This virus reminds us of a growing problem: Either we find another planet to accommodate our ever-increasing needs or we change our relationship with planet Earth, writes Dr Andrew Venter
The old lady who lived in a shoe, as we know from nursery rhymes, had so many children she didn’t know what to do.
It’s a lesson that comes to mind as Covid-19 throws into stark relief just how central food is to our lives and the stability of our society.
Not since World War II has our global society been so focused on ensuring we have enough to eat.
As the pandemic has spread, governments have put a range of lockdown mechanisms in place, with health care, public safety and food security at the centre.
The pre-lockdown stockpiling, which emptied supermarket shelves, sparking panic and pandemonium, demonstrated our new-found appreciation for the importance of food.
Fortunately, in South Africa, food supply chains have proven robust and resilient.
Generally we’re able to get essentials.
Fine for some
Of course, this is only true for those able to earn an income during lockdown.
Millions are not in this privileged position and for them, income options are running out. Many now fear starvation. They include the unemployed, those unable to work in the informal sectors and those not protected by Covid-19 mitigation measures.
Before Covid-19 about 11% of South Africans suffered hunger regularly.

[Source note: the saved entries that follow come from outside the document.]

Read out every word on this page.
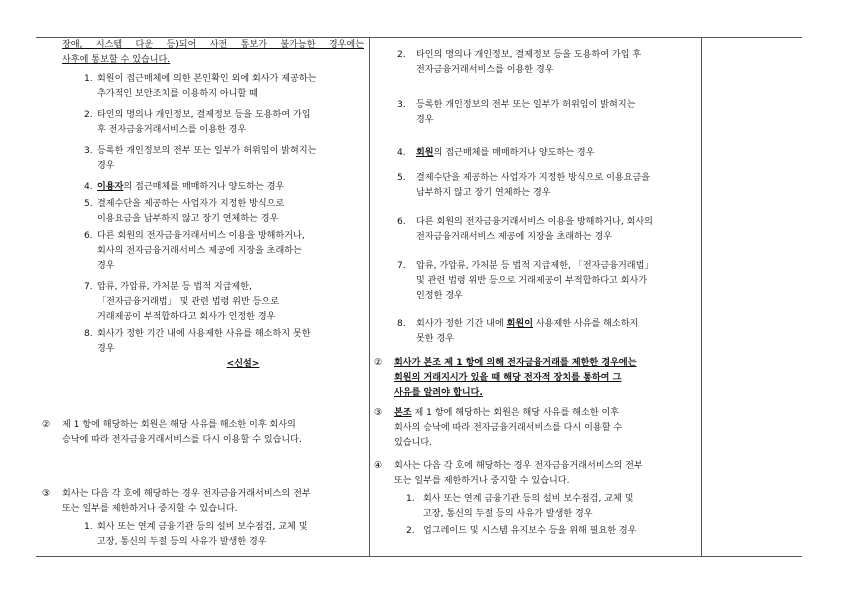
장애, 시스템 다운 등)되어 사전 통보가 불가능한 경우에는

사후에 통보할 수 있습니다.

1. 회원이 접근매체에 의한 본인확인 외에 회사가 제공하는

추가적인 보안조치를 이용하지 아니할 때

2. 타인의 명의나 개인정보, 결제정보 등을 도용하여 가입

후 전자금융거래서비스를 이용한 경우

3. 등록한 개인정보의 전부 또는 일부가 허위임이 밝혀지는

경우

4. 이용자의 접근매체를 매매하거나 양도하는 경우

5. 결제수단을 제공하는 사업자가 지정한 방식으로

이용요금을 납부하지 않고 장기 연체하는 경우

6. 다른 회원의 전자금융거래서비스 이용을 방해하거나,

회사의 전자금융거래서비스 제공에 지장을 초래하는

경우

7. 압류, 가압류, 가처분 등 법적 지급제한,

「전자금융거래법」 및 관련 법령 위반 등으로

거래제공이 부적합하다고 회사가 인정한 경우

8. 회사가 정한 기간 내에 사용제한 사유를 해소하지 못한

경우

<신설>

② 제 1 항에 해당하는 회원은 해당 사유를 해소한 이후 회사의

승낙에 따라 전자금융거래서비스를 다시 이용할 수 있습니다.

③ 회사는 다음 각 호에 해당하는 경우 전자금융거래서비스의 전부

또는 일부를 제한하거나 중지할 수 있습니다.

1. 회사 또는 연계 금융기관 등의 설비 보수점검, 교체 및

고장, 통신의 두절 등의 사유가 발생한 경우

2. 타인의 명의나 개인정보, 결제정보 등을 도용하여 가입 후

전자금융거래서비스를 이용한 경우

3. 등록한 개인정보의 전부 또는 일부가 허위임이 밝혀지는

경우

4. 회원의 접근매체를 매매하거나 양도하는 경우

5. 결제수단을 제공하는 사업자가 지정한 방식으로 이용요금을

납부하지 않고 장기 연체하는 경우

6. 다른 회원의 전자금융거래서비스 이용을 방해하거나, 회사의

전자금융거래서비스 제공에 지장을 초래하는 경우

7. 압류, 가압류, 가처분 등 법적 지급제한, 「전자금융거래법」

및 관련 법령 위반 등으로 거래제공이 부적합하다고 회사가

인정한 경우

8. 회사가 정한 기간 내에 회원이 사용제한 사유를 해소하지

못한 경우

② 회사가 본조 제 1 항에 의해 전자금융거래를 제한한 경우에는

회원의 거래지시가 있을 때 해당 전자적 장치를 통하여 그

사유를 알려야 합니다.

③ 본조 제 1 항에 해당하는 회원은 해당 사유를 해소한 이후

회사의 승낙에 따라 전자금융거래서비스를 다시 이용할 수

있습니다.

④ 회사는 다음 각 호에 해당하는 경우 전자금융거래서비스의 전부

또는 일부를 제한하거나 중지할 수 있습니다.

1. 회사 또는 연계 금융기관 등의 설비 보수점검, 교체 및

고장, 통신의 두절 등의 사유가 발생한 경우

2. 업그레이드 및 시스템 유지보수 등을 위해 필요한 경우
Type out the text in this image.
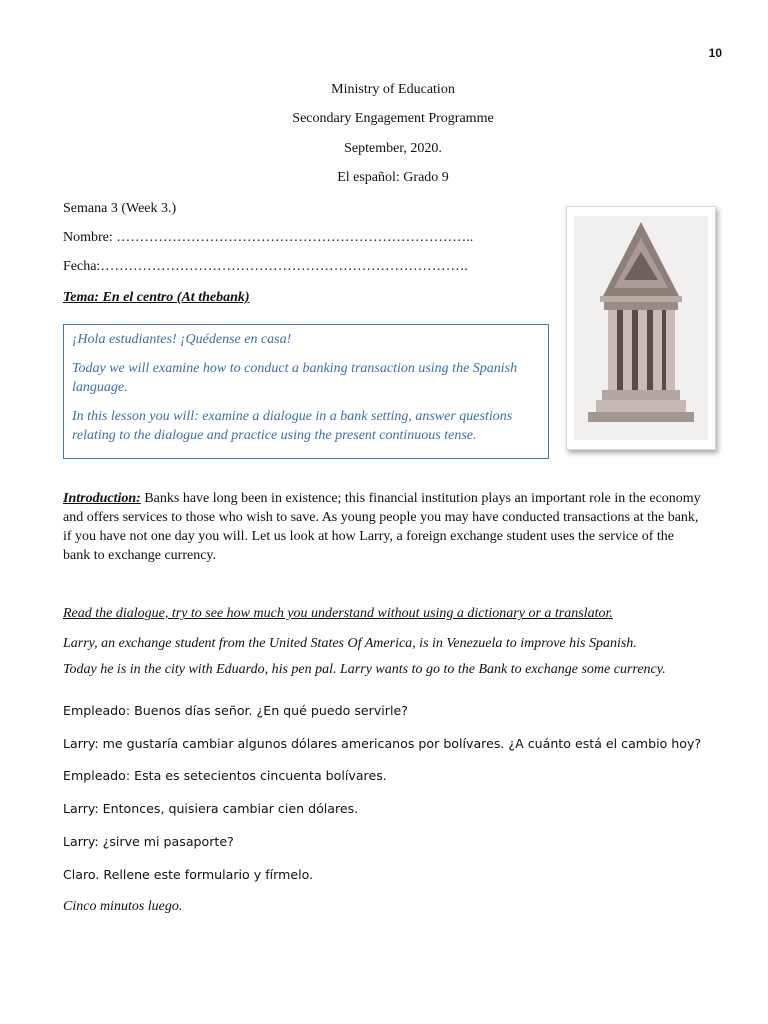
10
Ministry of Education
Secondary Engagement Programme
September, 2020.
El español: Grado 9
Semana 3 (Week 3.)
Nombre: …………………………………………………………………..
Fecha:…………………………………………………………………….
Tema: En el centro (At thebank)

¡Hola estudiantes! ¡Quédense en casa!

Today we will examine how to conduct a banking transaction using the Spanish language.

In this lesson you will: examine a dialogue in a bank setting, answer questions relating to the dialogue and practice using the present continuous tense.

Introduction: Banks have long been in existence; this financial institution plays an important role in the economy and offers services to those who wish to save. As young people you may have conducted transactions at the bank, if you have not one day you will. Let us look at how Larry, a foreign exchange student uses the service of the bank to exchange currency.
Read the dialogue, try to see how much you understand without using a dictionary or a translator.
Larry, an exchange student from the United States Of America, is in Venezuela to improve his Spanish.
Today he is in the city with Eduardo, his pen pal. Larry wants to go to the Bank to exchange some currency.
Empleado: Buenos días señor. ¿En qué puedo servirle?
Larry: me gustaría cambiar algunos dólares americanos por bolívares. ¿A cuánto está el cambio hoy?
Empleado: Esta es setecientos cincuenta bolívares.
Larry: Entonces, quisiera cambiar cien dólares.
Larry: ¿sirve mi pasaporte?
Claro. Rellene este formulario y fírmelo.
Cinco minutos luego.
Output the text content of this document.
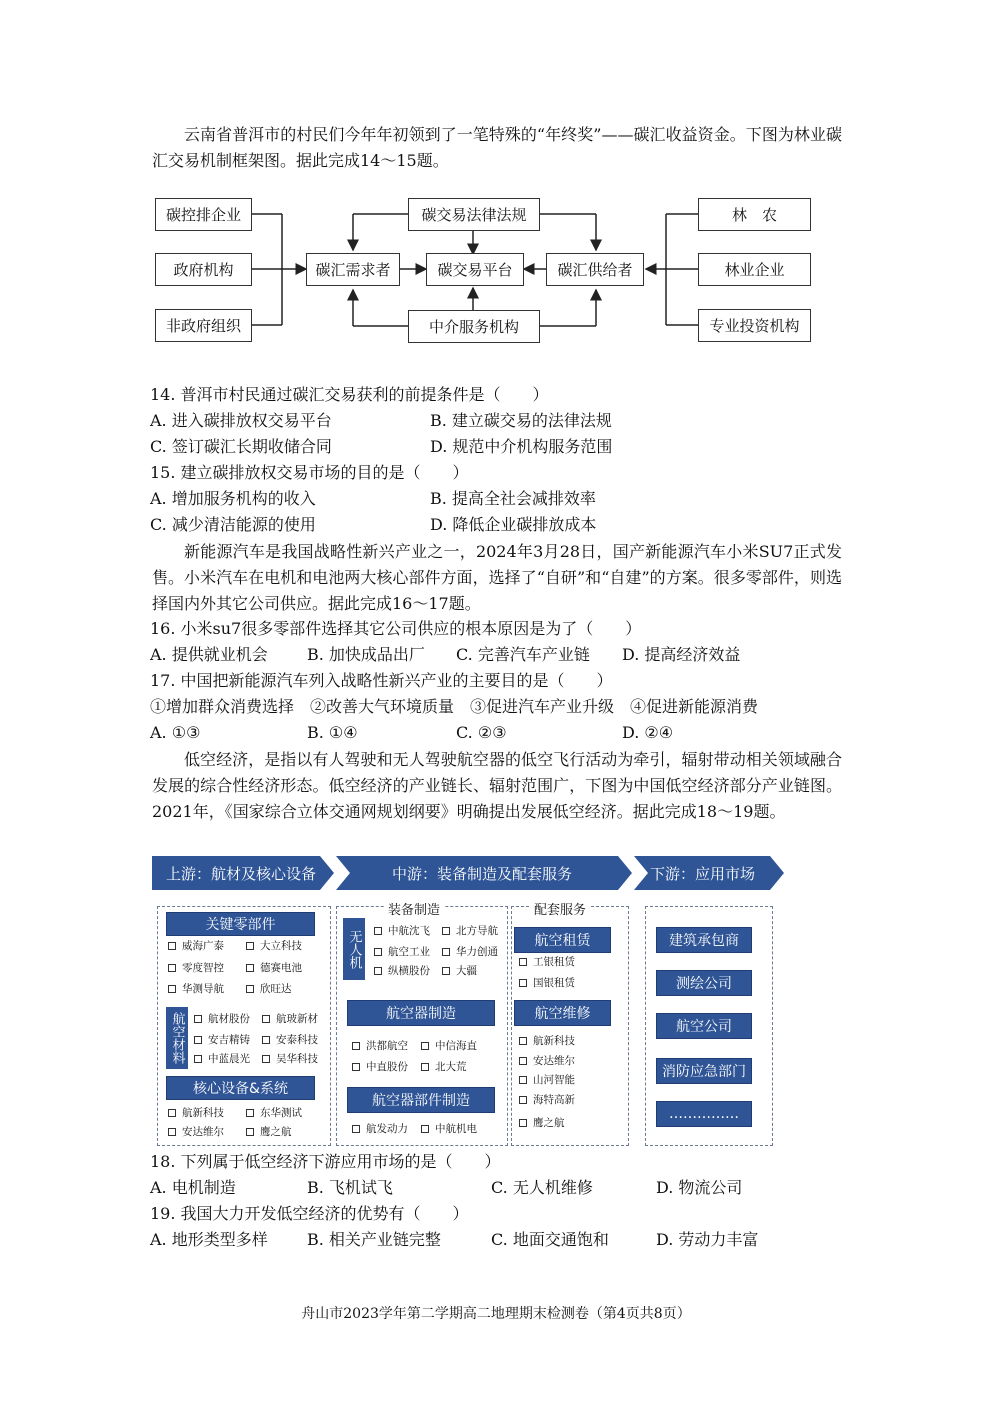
云南省普洱市的村民们今年年初领到了一笔特殊的“年终奖”——碳汇收益资金。下图为林业碳汇交易机制框架图。据此完成14～15题。

碳控排企业
政府机构
非政府组织
碳交易法律法规
碳汇需求者	碳交易平台	碳汇供给者
中介服务机构
林　农
林业企业
专业投资机构
14. 普洱市村民通过碳汇交易获利的前提条件是（　　）
A. 进入碳排放权交易平台	B. 建立碳交易的法律法规
C. 签订碳汇长期收储合同	D. 规范中介机构服务范围
15. 建立碳排放权交易市场的目的是（　　）
A. 增加服务机构的收入	B. 提高全社会减排效率
C. 减少清洁能源的使用	D. 降低企业碳排放成本

新能源汽车是我国战略性新兴产业之一，2024年3月28日，国产新能源汽车小米SU7正式发售。小米汽车在电机和电池两大核心部件方面，选择了“自研”和“自建”的方案。很多零部件，则选择国内外其它公司供应。据此完成16～17题。

16. 小米su7很多零部件选择其它公司供应的根本原因是为了（　　）
A. 提供就业机会 B. 加快成品出厂 C. 完善汽车产业链 D. 提高经济效益
17. 中国把新能源汽车列入战略性新兴产业的主要目的是（　　）
①增加群众消费选择　②改善大气环境质量　③促进汽车产业升级　④促进新能源消费
A. ①③	B. ①④	C. ②③	D. ②④

低空经济，是指以有人驾驶和无人驾驶航空器的低空飞行活动为牵引，辐射带动相关领域融合发展的综合性经济形态。低空经济的产业链长、辐射范围广，下图为中国低空经济部分产业链图。2021年，《国家综合立体交通网规划纲要》明确提出发展低空经济。据此完成18～19题。

上游：航材及核心设备	中游：装备制造及配套服务	下游：应用市场
关键零部件
威海广泰	大立科技
零度智控	德赛电池
华测导航	欣旺达
航空材料	航材股份 航玻新材
安吉精铸 安泰科技
中蓝晨光 吴华科技
核心设备&系统
航新科技	东华测试
安达维尔	鹰之航
装备制造
无人机	中航沈飞 北方导航
航空工业 华力创通
纵横股份 大疆
航空器制造
洪都航空	中信海直
中直股份	北大荒
航空器部件制造
航发动力	中航机电
配套服务
航空租赁
工银租赁
国银租赁
航空维修
航新科技
安达维尔
山河智能
海特高新
鹰之航
建筑承包商
测绘公司
航空公司
消防应急部门
……………
18. 下列属于低空经济下游应用市场的是（　　）
A. 电机制造	B. 飞机试飞	C. 无人机维修	D. 物流公司
19. 我国大力开发低空经济的优势有（　　）
A. 地形类型多样 B. 相关产业链完整	C. 地面交通饱和	D. 劳动力丰富
舟山市2023学年第二学期高二地理期末检测卷（第4页共8页）
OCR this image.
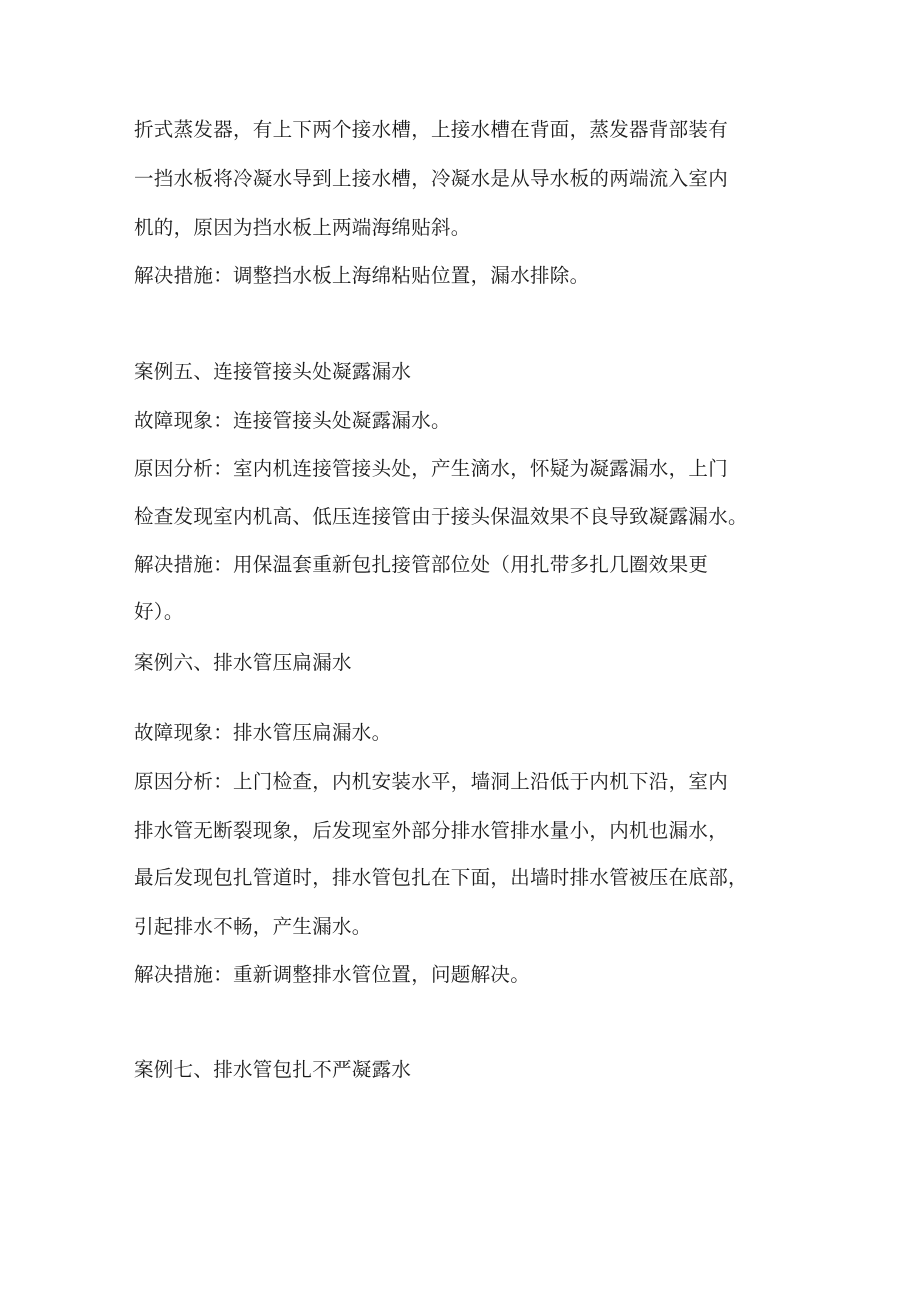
折式蒸发器，有上下两个接水槽，上接水槽在背面，蒸发器背部装有
一挡水板将冷凝水导到上接水槽，冷凝水是从导水板的两端流入室内
机的，原因为挡水板上两端海绵贴斜。
解决措施：调整挡水板上海绵粘贴位置，漏水排除。
案例五、连接管接头处凝露漏水
故障现象：连接管接头处凝露漏水。
原因分析：室内机连接管接头处，产生滴水，怀疑为凝露漏水，上门
检查发现室内机高、低压连接管由于接头保温效果不良导致凝露漏水。
解决措施：用保温套重新包扎接管部位处（用扎带多扎几圈效果更
好）。
案例六、排水管压扁漏水
故障现象：排水管压扁漏水。
原因分析：上门检查，内机安装水平，墙洞上沿低于内机下沿，室内
排水管无断裂现象，后发现室外部分排水管排水量小，内机也漏水，
最后发现包扎管道时，排水管包扎在下面，出墙时排水管被压在底部，
引起排水不畅，产生漏水。
解决措施：重新调整排水管位置，问题解决。
案例七、排水管包扎不严凝露水
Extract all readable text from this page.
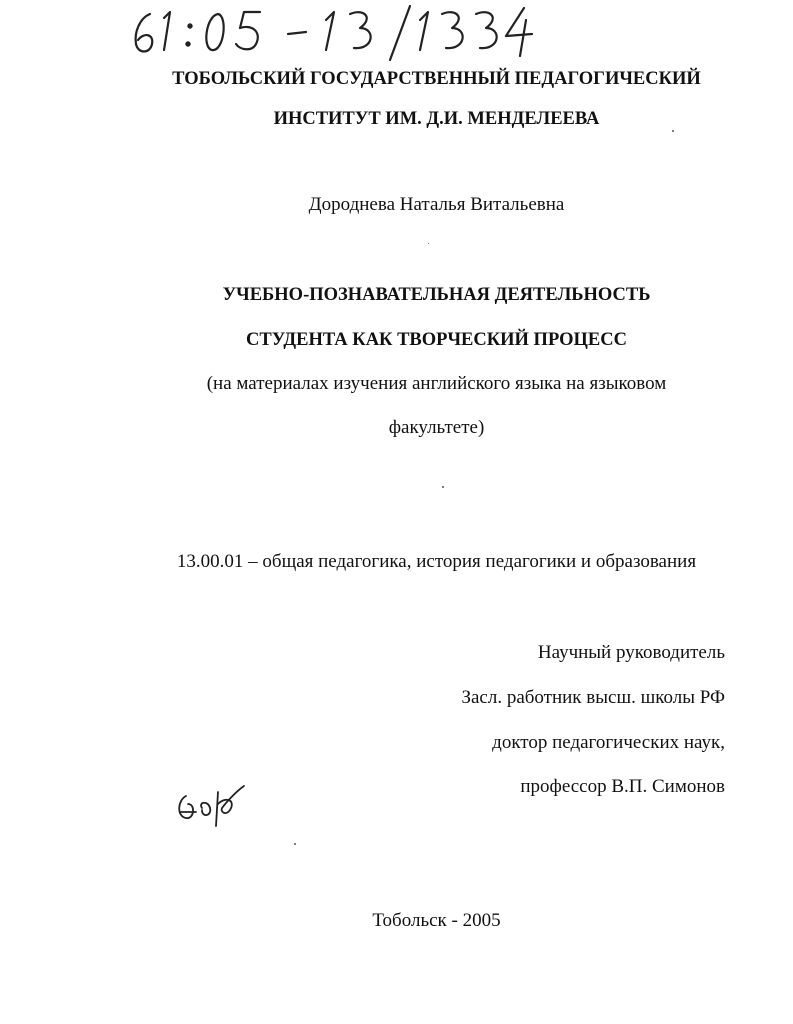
ТОБОЛЬСКИЙ ГОСУДАРСТВЕННЫЙ ПЕДАГОГИЧЕСКИЙ
ИНСТИТУТ ИМ. Д.И. МЕНДЕЛЕЕВА
Дороднева Наталья Витальевна
УЧЕБНО-ПОЗНАВАТЕЛЬНАЯ ДЕЯТЕЛЬНОСТЬ
СТУДЕНТА КАК ТВОРЧЕСКИЙ ПРОЦЕСС
(на материалах изучения английского языка на языковом
факультете)
13.00.01 – общая педагогика, история педагогики и образования
Научный руководитель
Засл. работник высш. школы РФ
доктор педагогических наук,
профессор В.П. Симонов
Тобольск - 2005
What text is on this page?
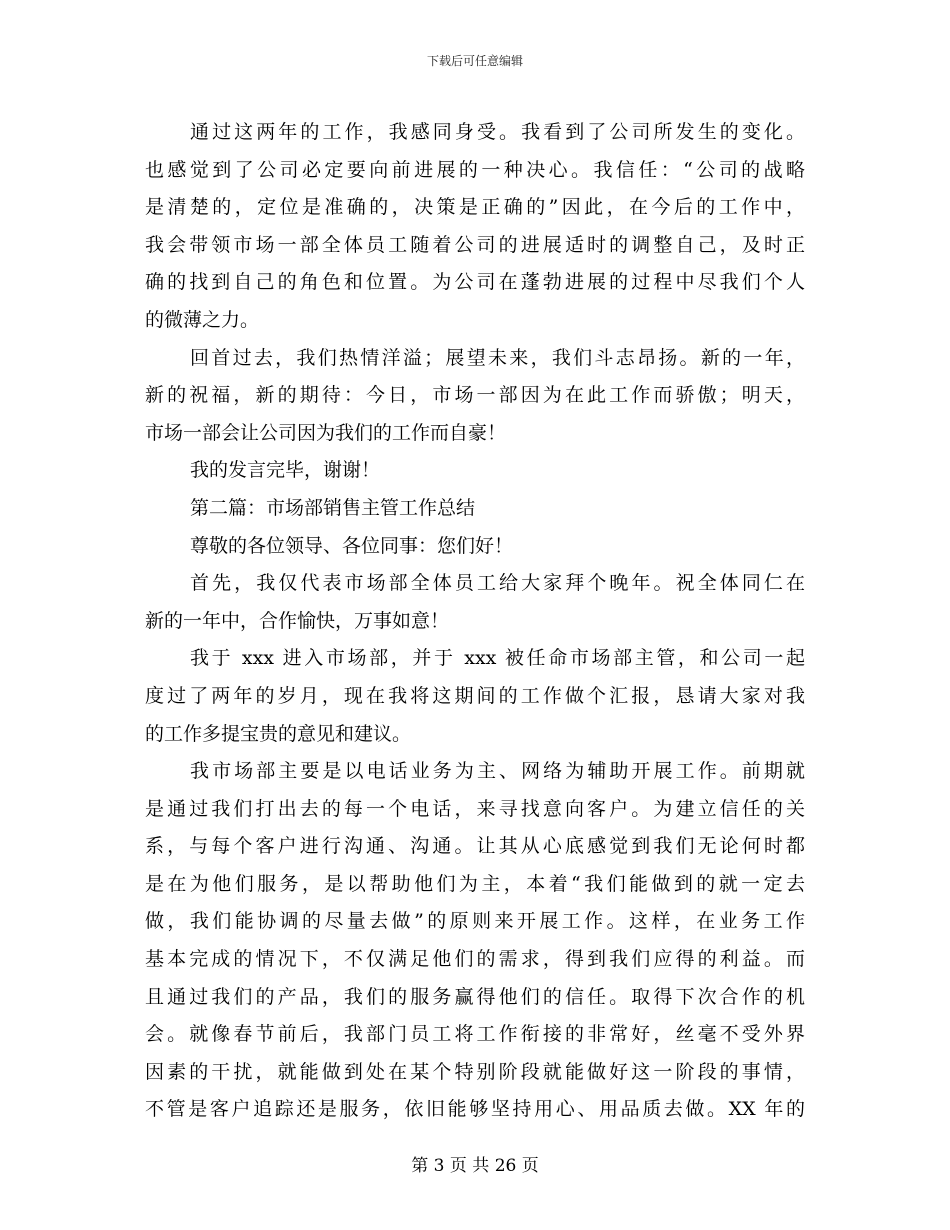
下载后可任意编辑
通过这两年的工作，我感同身受。我看到了公司所发生的变化。
也感觉到了公司必定要向前进展的一种决心。我信任：“公司的战略
是清楚的，定位是准确的，决策是正确的”因此，在今后的工作中，
我会带领市场一部全体员工随着公司的进展适时的调整自己，及时正
确的找到自己的角色和位置。为公司在蓬勃进展的过程中尽我们个人
的微薄之力。
回首过去，我们热情洋溢；展望未来，我们斗志昂扬。新的一年，
新的祝福，新的期待：今日，市场一部因为在此工作而骄傲；明天，
市场一部会让公司因为我们的工作而自豪！
我的发言完毕，谢谢！
第二篇：市场部销售主管工作总结
尊敬的各位领导、各位同事：您们好！
首先，我仅代表市场部全体员工给大家拜个晚年。祝全体同仁在
新的一年中，合作愉快，万事如意！
我于 xxx 进入市场部，并于 xxx 被任命市场部主管，和公司一起
度过了两年的岁月，现在我将这期间的工作做个汇报，恳请大家对我
的工作多提宝贵的意见和建议。
我市场部主要是以电话业务为主、网络为辅助开展工作。前期就
是通过我们打出去的每一个电话，来寻找意向客户。为建立信任的关
系，与每个客户进行沟通、沟通。让其从心底感觉到我们无论何时都
是在为他们服务，是以帮助他们为主，本着“我们能做到的就一定去
做，我们能协调的尽量去做”的原则来开展工作。这样，在业务工作
基本完成的情况下，不仅满足他们的需求，得到我们应得的利益。而
且通过我们的产品，我们的服务赢得他们的信任。取得下次合作的机
会。就像春节前后，我部门员工将工作衔接的非常好，丝毫不受外界
因素的干扰，就能做到处在某个特别阶段就能做好这一阶段的事情，
不管是客户追踪还是服务，依旧能够坚持用心、用品质去做。XX 年的
第 3 页 共 26 页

But as the virus takes its toll on the economy, it’s likely to get dramatically worse.
Hunger and a dearth of jobs threaten our already fragile social stability.
The gains we have made in the past two decades forging a more equal society are in jeopardy.
We really do not want to drift back to how it was in 2002, when over 29% of South Africans regularly went hungry.
It will come as no consolation that across most of Africa things are far bleaker.
In many countries, citizens have grown used to living on the brink of starvation.
Now mass starvation looms as food supply chains slow or break or as food exporting countries stockpile food for their own citizens.
But in many ways the Covid-19 crisis serves to heighten what has long been recognised as a pressing developmental challenge.
How do we feed a growing population into the future?
The world population is now a shade under 7.8 billion, up more than fourfold from 1.8 billion in 1920 and forecast to reach nearly 11 billion by 2100.
It’s simply not sustainable, as research organisation Global Footprint Network has noted.
Either we find another planet to accommodate our ever-increasing needs or we change our relationship with planet Earth.
Herein lies our fundamental disconnect from the reality: We need healthy natural systems to grow the food we need to survive, and these systems have a finite ability to support food production.
Yet faced with growing populations, needing more food, governments around the world continue to respond with plans to expand food production.
They are committed to increases that fail to match the reality on the ground.
South Africa is no different.
The government wants more farmers farming more land, but it’s far from certain the land can support this.
According to WWF-SA, 68% of our land is suitable for grazing, but climate-soil combinations leave only 12% suitable for growing rain-fed crops. And only 3% can be considered truly fertile land.
Global climate change will make matters worse.
South Africa faces an average temperature increase of about 4oC by the end of the century. This will reduce the amount of land suitable for agriculture by as much as half.
Back to Covid-19 and its lessons.
We need to embrace our new-found appreciation of the importance of food and focus on food security solutions that are sustainable.
We need bold and creative interventions to improve how we farm. More emphasis must be put on sustainable agriculture and innovations – measures that improve crop yield without destroying ecosystems or leave a legacy of genetically modified organisms, pesticide and herbicides.
In South Africa, established food corporations such as Pioneer Foods, RCL Foods, the Rhodes Food Group and Tiger Brands, have an opportunity to lead the way in implementing environmentally friendly large-scale farming and food processing models.
It will require a significant change in how they do business, but it’s a false choice to think things can continue as they are.
At the same time, we need to support and embrace food innovations such as Made with Rural, a farmer aggregation and support business that helps small-scale farmers get their food to market at a fair price.
New financial and investment initiatives such as Grobank and The Hatchery will help drive innovation across the food supply chain, support the development of small-scale farming aggregators and catalyze new farming models.
Covid-19 reminds us we need food to survive. Now we need to future-fit our food production models for the emerging sustainability crisis as we continue to over-populate our planet.
• Dr Andrew Venter is the director of the Cambridge Institute for Sustainability Leadership’s operations in South Africa. Venter joined CISL SA from WILDTRUST, where he was chief executive for 19 years. Over this period, he led the development of WILDTRUST into one of the region’s largest and most influential environmental organisations. This story forms part of The Future We Want Series launched by the CISL and Roving Reporters in response to the Covid-19 pandemic.